This example determines the kinetics and affinity of various anti-MIGIS-α antibodies at 37° C. All experiments were performed on a BIAcore T200 surface plasmon resonance biosensor (Cytiva Global Life Sciences Solutions USA LLC 1209 Orange Street, Wilmington DE 19801, United States). The sensor chip surface (sample and reference flow cells) was initially conditioned with three consecutive 30 second pulses of 50 mM NaOH at a flow rate of 10 mL/min, followed by HBS-EP+ (10 mM HEPES, 150 mM NaCl, 0.05% v/v Surfactant P20, pH 7.4) buffer injection. Biotinylated human MIGIS-α peptide at a concentration of 1 mg/mL, was captured on the chip at a flow rate of 10 mL/min for 30 seconds (obtaining 290 RUs), while biotinylated cyno MIGIS-α peptide, was captured at a flow rate of 10 mL/min for 45 seconds at a concentration of 1 mg/mL (obtaining 284 RUs).

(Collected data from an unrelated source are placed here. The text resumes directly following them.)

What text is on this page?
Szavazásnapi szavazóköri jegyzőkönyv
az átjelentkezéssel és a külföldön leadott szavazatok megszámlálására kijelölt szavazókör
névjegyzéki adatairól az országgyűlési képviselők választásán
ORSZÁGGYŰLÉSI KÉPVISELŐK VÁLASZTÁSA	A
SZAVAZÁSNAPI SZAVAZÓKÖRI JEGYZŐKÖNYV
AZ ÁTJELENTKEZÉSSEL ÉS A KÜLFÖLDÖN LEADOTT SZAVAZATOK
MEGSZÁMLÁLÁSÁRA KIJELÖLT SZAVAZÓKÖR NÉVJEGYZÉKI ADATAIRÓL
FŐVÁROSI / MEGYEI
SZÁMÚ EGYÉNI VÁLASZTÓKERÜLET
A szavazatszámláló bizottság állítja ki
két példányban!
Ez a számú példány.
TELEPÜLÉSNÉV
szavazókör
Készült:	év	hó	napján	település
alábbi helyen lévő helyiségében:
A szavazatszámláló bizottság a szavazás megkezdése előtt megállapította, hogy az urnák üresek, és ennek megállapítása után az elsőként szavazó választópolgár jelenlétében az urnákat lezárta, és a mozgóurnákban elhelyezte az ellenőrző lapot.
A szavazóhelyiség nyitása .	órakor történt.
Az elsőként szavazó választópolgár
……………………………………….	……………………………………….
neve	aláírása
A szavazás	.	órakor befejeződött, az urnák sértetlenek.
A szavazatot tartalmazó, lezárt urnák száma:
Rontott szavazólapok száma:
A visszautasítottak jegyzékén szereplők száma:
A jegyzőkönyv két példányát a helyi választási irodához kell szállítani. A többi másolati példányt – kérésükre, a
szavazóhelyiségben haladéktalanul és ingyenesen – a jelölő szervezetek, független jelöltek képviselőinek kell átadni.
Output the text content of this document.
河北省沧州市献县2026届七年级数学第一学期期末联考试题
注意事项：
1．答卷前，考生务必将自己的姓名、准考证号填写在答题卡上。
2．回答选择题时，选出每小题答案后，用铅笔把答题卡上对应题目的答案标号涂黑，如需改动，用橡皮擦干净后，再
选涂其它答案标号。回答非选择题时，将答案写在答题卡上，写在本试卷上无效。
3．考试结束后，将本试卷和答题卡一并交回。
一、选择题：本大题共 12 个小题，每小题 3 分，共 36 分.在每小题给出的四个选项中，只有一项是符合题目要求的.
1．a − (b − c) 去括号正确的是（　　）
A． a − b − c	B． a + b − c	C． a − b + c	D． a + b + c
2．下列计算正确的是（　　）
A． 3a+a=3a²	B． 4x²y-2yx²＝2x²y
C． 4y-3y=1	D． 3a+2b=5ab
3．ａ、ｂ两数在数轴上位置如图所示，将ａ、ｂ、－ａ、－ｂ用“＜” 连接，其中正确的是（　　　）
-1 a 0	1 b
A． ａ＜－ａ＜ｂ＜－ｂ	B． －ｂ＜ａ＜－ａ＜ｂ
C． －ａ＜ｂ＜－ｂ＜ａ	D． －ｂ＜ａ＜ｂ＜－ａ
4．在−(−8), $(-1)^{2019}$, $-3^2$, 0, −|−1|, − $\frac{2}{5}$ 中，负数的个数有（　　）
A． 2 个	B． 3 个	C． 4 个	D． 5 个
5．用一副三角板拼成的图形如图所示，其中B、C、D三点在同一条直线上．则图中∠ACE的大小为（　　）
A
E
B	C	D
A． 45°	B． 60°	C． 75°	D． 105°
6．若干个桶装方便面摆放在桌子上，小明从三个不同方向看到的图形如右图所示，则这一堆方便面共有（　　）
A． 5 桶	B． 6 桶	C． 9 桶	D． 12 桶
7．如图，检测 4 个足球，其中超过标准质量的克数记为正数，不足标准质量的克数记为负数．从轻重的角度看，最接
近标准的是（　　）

The analysis temperature for capture was 37° C. and the running buffer used was HBS-EP+. For multi-cycle kinetic analysis, the anti-MIGIS-α OAAs (analyte) were each diluted to a concentration of 5 nM in HBS-EP+, with 2-fold serial dilutions over 5 concentrations. Analyte was injected at a flow rate of 70 mL/min with association and dissociation times of 120 seconds and 180 seconds respectively. Chip regeneration was achieved by flowing 10 mM NaOH for 30 seconds at 10 mL/min. The sensorgrams were double-referenced and fit to a 1:1 Langmuir kinetics model using Biacore Insight Evaluation 3.0.12.15655 (Cytiva Global Life Sciences Solutions USA LLC 1209 Orange Street, Wilmington DE 19801, United States). Kinetics and affinity parameters are shown in Table 13. GBT-IgA-0070 (H05 in one arm antibody format), with apparent KD ˜210 nM for human MIGIS-α peptide (and ˜56 nM for cyno MIGIS-α peptide) was affinity optimized to deliver the prioritized clone T18. T18 in one armed format (GBT-IgA-0071), delivered approximately 20-fold improved affinity for human MIGIS-α (app KD 10.7 nM), and 5-fold improved binding against cyno MIGIS-α (app KD 11.9 nM). T18 was further affinity optimized, leading to generation of GBT-IgA-0862. In one armed format (GBT-IgA-0752), this delivered ˜16-fold affinity gains over T18 with KD of 0.665 nM for human MIGIS-α. Similar affinity improvements were achieved on cyno MIGIS-α peptide with ˜14-fold affinity gain, with app KD of 0.795 nM. GBT-IgA-0752 was further optimized for developability characteristics (outlined in Example 8) with a slight affinity cost generating the lead molecule GBT-IgA-1091 (OAA name), with KD measured at 2.1 nM and 2.5 nM against human & cyno MIGIS-α peptide respectively (Table 13). Binding characterization by SPR of the anti-CD3 binding arm (h2B5v6) in BMD-IgA-1156 had apparent KD 17 nM on recombinant human CD3 epsilon.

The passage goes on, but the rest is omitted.